We were honored to speak at the 10th annual Shmoocon Conference in Washington, D.C. a few weeks ago. There were several good talks during the 3 day program. Just to name one or two, httpscreenshot – A Tool for Both Teams and NaCl: A New Crypto Library caught our interest.
Our presentation focused on network threat intelligence, specifically how OpenDNS approaches collecting, encoding, and correlating intelligence. We discussed active probing and passive monitoring, two techniques we use at OpenDNS to derive network intelligence and to track how malicious infrastructure as it moves across the Internet. We provided concrete use cases, which showed how these approaches can be applied and finally, we released an open source prototype for tracking changes in domain artifacts.
A few important takeaways:
- Threat intelligence should be automated, scalable, and accurate.
- Intelligence should be shared within the security community.
- Human validation is still crucial. Not everything can be automated or “Machine-Learned”. (ML models require good training sets reviewed by knowledgeable human analysts.)
Here are the slides from our presentation:
We define active probing as a method of determining the current state of something. Who owns a domain name right now? What IPv4 address does that domain name resolve to right now? These are questions active probing answers, and it does so in two ways: direct and indirect. Direct involves communicating with the system or artifact being investigated (ports scans, banner grabs), while indirect involves asking other systems about whatever is being investigated (DNS, Whois, BGP).
We define passive monitoring as the previous state of things or patterns derived from previously observed behaviours. What time of the day does that domain receive the most queries? What IPv4 addresses has that domain resolve to in the past? What other domains has that email address registered? These are questions passive monitoring is able to answer. OpenDNS uses a technique called passive DNS reconstruction to build a huge historic database we use as one method of passive monitoring.
Zbot Case Study
In this case study, we covered the Zbot fast flux proxy network, a “hosting as a service” infrastructure for malware CnCs that has been under our watch for over a year. We covered this proxy network at BlackHat, DefCon, and BotConf, and for this conference, we released new results regarding abused registrars and registrant email addresses used to register the malware domains.
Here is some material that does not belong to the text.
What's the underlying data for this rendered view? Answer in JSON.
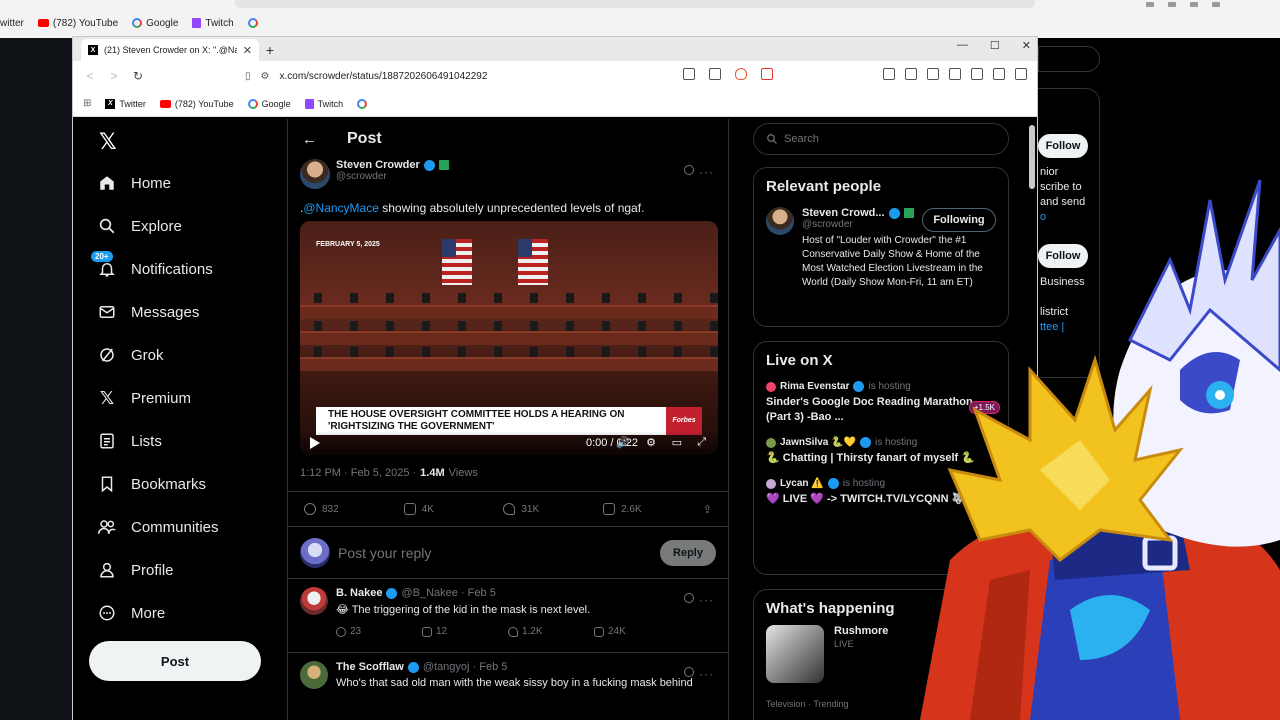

Despite having been around for at least a couple of years, this malware hosting infrastructure is still alive and actively used by a variety of malware families. The last to date is TinyBanker (Tinba), the lightweight banking trojan, which has been observed using the Zbot fast flux infrastructure to host its CnC domains since approximately November of 2014.
One of many notable facts about our studies is that we saw common patterns between the Zbot proxy network and the newGOZ infrastructure, both at the DNS and IP level. For instance, TodayNIC and Melbourne IT (two registrars from China and Australia, respectively), are among the top abused registrars for both Zbot and newGOZ CnC domains, which is quite suggestive of shared TTPs within the same or between bad actor groups.
Furthermore, the newGOZ CnC domains had been hosted for a short period of time on the Zbot proxy network when it re-emerged in July of 2014. This could have been an early testing phase or a quick bootstrap platform before newGOZ moved to more dedicated setups, as our talk shows.
GOZ Case Study
OpenDNS has been tracking the Gameover Zeus since it appeared last summer. This case study presented the analyzed data we collected about the botnet from October 7, 2014 through December 7, 2014. The data includes preferences and patterns found in registrars used, domain TTLs, IPv4 addresses and hosting providers, name server domains, registrant email addresses, and registration to resolution deltas. Researcher sinkholes were also identified and briefly discussed.
The above image shows the command and control domains in blue, the IPv4 addresses of command and control domains in purple, and the IPv4 addresses of the command and control domains’ nameservers in brown. The six disconnected graphs represent five research sinkholes and one (lower left) malicious botnet.
The above image is the center of the malicious cluster in the previous image. The level of connectivity and node names can be seen.
Finally, we released an open source project named Snapshooter. Snapshooter provides a distributed worker system for collecting information about a list of domain names. Some novel techniques snapshooter uses include taking advantage of passive DNS to rotate between whois server IP addresses (instead of relying on DNS to round robin), as well as incorporating a mix of recursive and iterative DNS resolutions to locate original domain TTLs. Running the Snapshooter system periodically provides a means of actively probing for changes in domain information (registrant details, registrar, name servers, DNS resource records, etc.).
Later this month, we will be sharing more of these results along with a complementary study by a fellow researcher from Cisco in a joint presentation at ISOI 14 in Los Angeles, CA.